2nd prize went to Lindsay Percival  for her eye catching image of the Ordovician trilobite Trinucleus abruptus from the University’s Museum of Natural History. The image was taken for the JISC-funded project GB/3D Fossil Types Online. The aim of the project is to produce a unified web database of all British type specimens held in British collections, with high quality photographs and 3D digital models. Most images will supplement those in existing publications, but in some cases specimens will be photographed for the first time. The Oxford University Museum of Natural History is currently undertaking work to document the 2000 type specimens held in our palaeontology collection.

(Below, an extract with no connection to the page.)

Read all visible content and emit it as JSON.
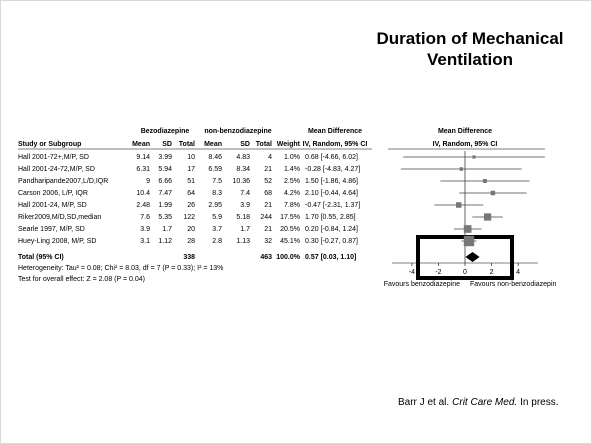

Traditionally fossils photographed for publication may have included a stereopair (two offset images) to create the perception of 3D depth when optically fused by means of a stereoscope. This project is diverging from tradition and using stereo anaglyphs instead, a more accessible option. The anaglyph images are produced by photographing the specimen in two slightly different attitudes on a tilt board, at an angle of rotation of 8°. The photographs are then processed in Adobe Photoshop; the left eye image is filtered to remove blue and green, and the right eye image is filtered to remove red and green. The resultant photographs are then merged together creating a 3D image when viewed with red-blue glasses.

The 3rd prize in this category went to Ian Cartwright (School of Archaeology) for a technically excellent image with great detail and colour, captured for Professor Helena Hamerow’s research The Origins of Wessex.  The image was part of a traveling poster and artifact display touring around Oxfordshire Museums. The Ashmolean will host the display later in 2012.